What did Darth expect after being emotionally absent for the first 18 years of his kids’ lives? There were no bottles given in rocking chairs. There was no time for a reassuring touch when they bumped their heads. He wasn’t able to build nurturing bonds with his children because he didn’t make a conscious effort to be with them, engaging in behaviors that help bolster a child’s emotional and social health.
But we can do better. We can be the good guys. The trick is in understanding which habits create strong attachments and finding the right balance for your family.
Children need a calm, consistent presence, both emotionally and physically. Routinely being with familiar caregivers nourishes your child’s social and emotional growth, giving them a dependable protector and creating strong attachments.

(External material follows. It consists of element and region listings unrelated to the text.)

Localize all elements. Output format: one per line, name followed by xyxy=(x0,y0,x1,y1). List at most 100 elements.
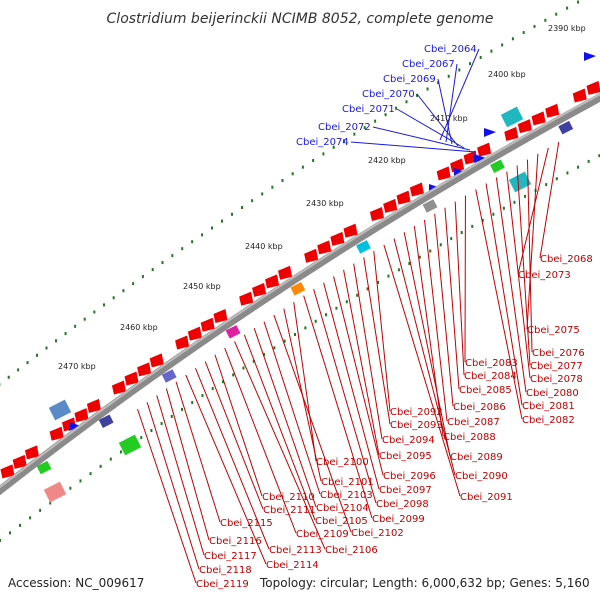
gene-label[interactable]: Cbei_2115 xyxy=(220,518,273,529)
gene-arrow xyxy=(531,111,546,126)
gene-block xyxy=(118,434,142,456)
gene-label[interactable]: Cbei_2093 xyxy=(390,420,443,431)
leader-line xyxy=(413,226,444,437)
gene-label[interactable]: Cbei_2080 xyxy=(526,388,579,399)
tick-mark xyxy=(39,508,42,512)
tick-mark xyxy=(502,206,505,210)
tick-mark xyxy=(79,479,82,483)
gene-arrow xyxy=(74,408,89,423)
gene-label[interactable]: Cbei_2099 xyxy=(372,514,425,525)
leader-line xyxy=(343,269,380,456)
gene-label[interactable]: Cbei_2067 xyxy=(402,59,455,70)
gene-label[interactable]: Cbei_2106 xyxy=(325,545,378,556)
gene-arrow xyxy=(343,223,358,238)
gene-block xyxy=(98,414,114,428)
gene-label[interactable]: Cbei_2089 xyxy=(450,452,503,463)
gene-label[interactable]: Cbei_2072 xyxy=(318,122,371,133)
tick-mark xyxy=(332,145,335,149)
gene-label[interactable]: Cbei_2076 xyxy=(532,348,585,359)
gene-label[interactable]: Cbei_2105 xyxy=(315,516,368,527)
tick-mark xyxy=(555,12,558,16)
leader-line xyxy=(313,289,377,504)
gene-label[interactable]: Cbei_2073 xyxy=(518,270,571,281)
gene-label[interactable]: Cbei_2104 xyxy=(316,503,369,514)
tick-mark xyxy=(201,394,204,398)
leader-line xyxy=(323,282,380,490)
gene-arrow xyxy=(213,309,228,324)
gene-label[interactable]: Cbei_2074 xyxy=(296,137,349,148)
gene-label[interactable]: Cbei_2091 xyxy=(460,492,513,503)
gene-label[interactable]: Cbei_2100 xyxy=(316,457,369,468)
right-gene-labels: Cbei_2068 Cbei_2073 Cbei_2075 Cbei_2076 … xyxy=(196,254,593,590)
tick-mark xyxy=(408,261,411,265)
gene-label[interactable]: Cbei_2096 xyxy=(383,471,436,482)
gene-label[interactable]: Cbei_2087 xyxy=(447,417,500,428)
gene-label[interactable]: Cbei_2083 xyxy=(465,358,518,369)
gene-label[interactable]: Cbei_2088 xyxy=(443,432,496,443)
leader-line xyxy=(195,368,270,550)
gene-label[interactable]: Cbei_2109 xyxy=(296,529,349,540)
gene-label[interactable]: Cbei_2064 xyxy=(424,44,477,55)
gene-label[interactable]: Cbei_2103 xyxy=(320,490,373,501)
gene-arrow xyxy=(545,103,560,118)
gene-label[interactable]: Cbei_2102 xyxy=(351,528,404,539)
gene-features xyxy=(0,52,600,503)
gene-label[interactable]: Cbei_2070 xyxy=(362,89,415,100)
tick-mark xyxy=(437,81,440,85)
gene-arrow xyxy=(477,142,492,157)
gene-label[interactable]: Cbei_2110 xyxy=(262,492,315,503)
leader-line xyxy=(516,165,531,366)
gene-label[interactable]: Cbei_2119 xyxy=(196,579,249,590)
gene-label[interactable]: Cbei_2113 xyxy=(269,545,322,556)
tick-mark xyxy=(533,24,536,28)
tick-mark xyxy=(49,501,52,505)
gene-label[interactable]: Cbei_2078 xyxy=(530,374,583,385)
gene-arrow xyxy=(474,154,486,163)
gene-arrow xyxy=(239,291,254,306)
tick-mark xyxy=(416,93,419,97)
gene-label[interactable]: Cbei_2082 xyxy=(522,415,575,426)
gene-label[interactable]: Cbei_2116 xyxy=(209,536,262,547)
gene-arrow xyxy=(383,198,398,213)
gene-label[interactable]: Cbei_2071 xyxy=(342,104,395,115)
gene-arrow xyxy=(200,317,215,332)
gene-label[interactable]: Cbei_2081 xyxy=(522,401,575,412)
gene-label[interactable]: Cbei_2118 xyxy=(199,565,252,576)
gene-label[interactable]: Cbei_2097 xyxy=(379,485,432,496)
tick-mark xyxy=(171,254,174,258)
gene-label[interactable]: Cbei_2095 xyxy=(379,451,432,462)
leader-line xyxy=(146,402,200,570)
leader-line xyxy=(243,334,316,521)
kbp-label: 2400 kbp xyxy=(488,70,526,79)
gene-label[interactable]: Cbei_2111 xyxy=(263,505,316,516)
leader-line xyxy=(437,78,453,145)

Plan days to maximize the time children spend with special caregivers. Build in time to play together, time for cuddles and reading, time for taking walks. And talk, a lot. Give words to your actions, and your child’s. “You’re rolling a ball to me. Good!” “Look at this leaf. It’s orange and brittle, with a bug on it.”
Hold hands, offer a lap, squat to keep your faces at the same level, maintain eye contact. Maximize proximity and engagement.
Put your phone down and exist in your child’s world, while sharing your own with them.
The Golden Rule
Remember that children have points of view, fears, interests, and agendas, too. Treat them like you expect to be treated by others, even when your child has misbehaved and needs some redirection. Emotions are powerful and managing them is confusing. Children need coaching from a trusted adult that can help them understand their world.
Falling into the ‘because I said so’ habits can be unconscious and easy. The reason he has to share the tangerine with his sister isn’t because you said so, it’s because it’s the right thing to do. Positive discipline is rooted in a sturdy, connected relationship between kids and caregivers. Describe what went wrong, correct the behavior, comfort, and be consistent.
Your Own Timeline
Bonding doesn’t happen the same way for every parent and child. Avoid comparing your experience with your baby with stories from your friends and family, or even your experience with your child’s older siblings. Instead, be thoughtful about how you spend time with your child, and be conscious of how your behavior is benefitting them. The bonds will develop in their own way as long as you are consistent with the investment of your attention.
Imagine how The Empire Strikes Back would have turned out if Darth Vader had made bonding with his children a priority, rather than the complete subjugation of the known galaxy. If he’d been a more consistent, positive presence in Luke’s life, it never would have come to slicing the poor boy’s hand off and tossing him into a bottomless pit.
The Sith Lord and commander of the Imperial fleet could have reached out to his son, not to crush his trachea with dark side powers, but with warm understanding.